Гриша воровато огляделся; что делать, живое – живым. Ничто не ускользнуло от его наметанного глаза, и это нищенское убранство, это нехитрое обзаведение неожиданно ущемило старика, словно бы ему обещали что и вдруг обманули, не дорого взявши. «Ах ты Боже, как собака. Ведь Крень был, Крень!..» – посторонне думалось, и не столько пожалел страдальца, сколько себя. В изножье на деревянном штыре висел пиджачишко, и Чирок не по нужде какой, а по характеру быстро обловил рукою карманы: всякое ненужное барахло попадало – крючки, грузильца, катыш конского волоса, двугорлая табачница, гвозди и шурупы, – и только во внутреннем зашпиленном кармане незваный гость нащупал тряпошный сверток. Тут лежало единственное Кренево богатство – шестьсот рублей – все, что осталось от пенсиона: копил Михаил, прикапливал не для будущего житья иль довольства, а на похороны, чтобы не в тягость быть, чтобы нашлось, чем помянуть. Не считая, только пролистнув скоро пятерки и обветшалые червонцы, Гриша сунул пачку в брючный карман. Но что-то мешало старику, понурившись, выйти из баньки и всей деревне объявить о смерти Креня. Живой дух присутствовал рядом, и непонятно, откуда он исходил: зоркий взгляд, вовсе нечеловечий, поглядывал за Чирком, и деньги, торопливо и неловко втиснутые в карман, давили на худое, отзывчивое на помехи бедро.

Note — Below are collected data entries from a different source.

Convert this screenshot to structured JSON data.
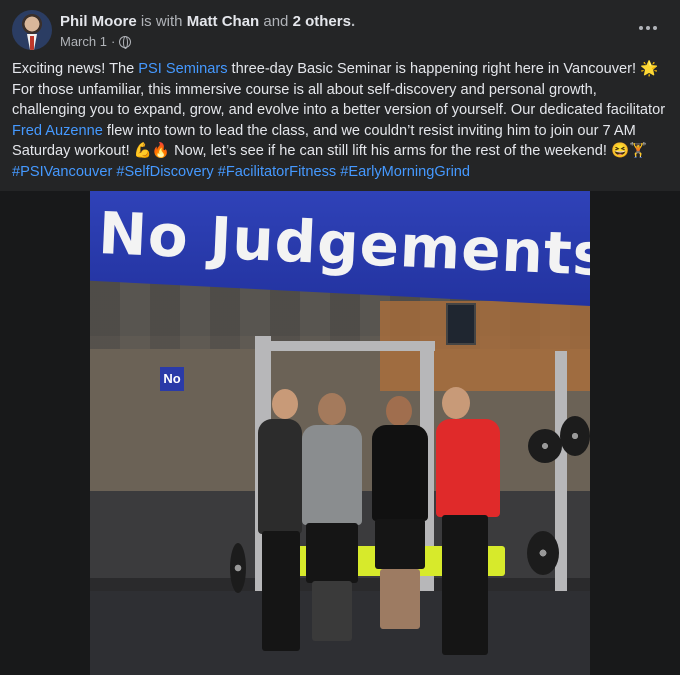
{
  "post": {
    "author": "Phil Moore",
    "with_text": "is with",
    "tagged_person": "Matt Chan",
    "and_text": "and",
    "others_text": "2 others",
    "period": ".",
    "date": "March 1",
    "date_separator": "·",
    "text": {
      "p1": "Exciting news! The ",
      "psi_link": "PSI Seminars",
      "p2": " three-day Basic Seminar is happening right here in Vancouver! 🌟 For those unfamiliar, this immersive course is all about self-discovery and personal growth, challenging you to expand, grow, and evolve into a better version of yourself.  Our dedicated facilitator ",
      "facilitator_link": "Fred Auzenne",
      "p3": " flew into town to lead the class, and we couldn’t resist inviting him to join our 7 AM Saturday workout! 💪🔥  Now, let’s see if he can still lift his arms for the rest of the weekend! 😆🏋️ ",
      "hashtags": [
        "#PSIVancouver",
        "#SelfDiscovery",
        "#FacilitatorFitness",
        "#EarlyMorningGrind"
      ]
    }
  },
  "photo": {
    "banner_text": "No Judgements",
    "small_sign": "No"
  },
  "icons": {
    "privacy": "globe-icon",
    "menu": "more-options-icon"
  },
  "colors": {
    "background": "#242526",
    "link": "#4599ff",
    "secondary_text": "#b0b3b8",
    "banner_blue": "#2333a0"
  }
}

«Прости и прощай, Миша, – громко сказал Чирок. – Дай Бог, там-то не свидимся… А тут похороним, поверх матери-земли не кинем». Гриша принагнулся с желанием закрыть ледяные веки Михаилы Креня, чтобы зря не дозорил покойный за живыми и не тянул за собою в могилу, но глаза неподатливо напружились и моргнули. Упругое движение ресниц словно царапнуло по ладони до крови и ожгло, и Чирок в испуге отступил. «Дак живой, что ли? Чего не скажешься? – переведя дыхание, спросил незваный гость. – Чего пугаешь-то, варвар?.. Так и до смерти выпутать можно… Я тут взял кое-что, дак у меня в сохранности. Слышь?»
Но Крень молчал, ничем не выдал своего живого состояния, и лишь однажды, когда дверь вкрадчиво со скрипом прикрывалась, грудь его прощально клокотнула.
3
– Ну, как он там? – без проволочек спросил Иван Павлович.
– Да худой. Считай, что помер. – Гриша мешкал у порога, не раздевался, мучился в сомнениях. Ему бы домой хотелось, отдохнуть возле Польки, деньги не давали покоя, упирались в бедро. Немало, поди, накопил Мишка, пензию-то, говорят, хорошую выслужил. Домой бы, домой, да уйди возьми за просто так: варнак-то глазищами насквозь пронимает, как вилами колет. От него ни один не скрылся, поди… Попроситься самому, пожалобиться, что живот болит, приперло, деваться некуда, так ведь сразу ущучит, кощей, на худое решит. Почует, собака египетская, а там не отвертеться, коли прижмет фараонова сила. Над областью стоял, на вышине числился, народом-то крутил, как головешками, там и навострился глядеть, сыч проклятый…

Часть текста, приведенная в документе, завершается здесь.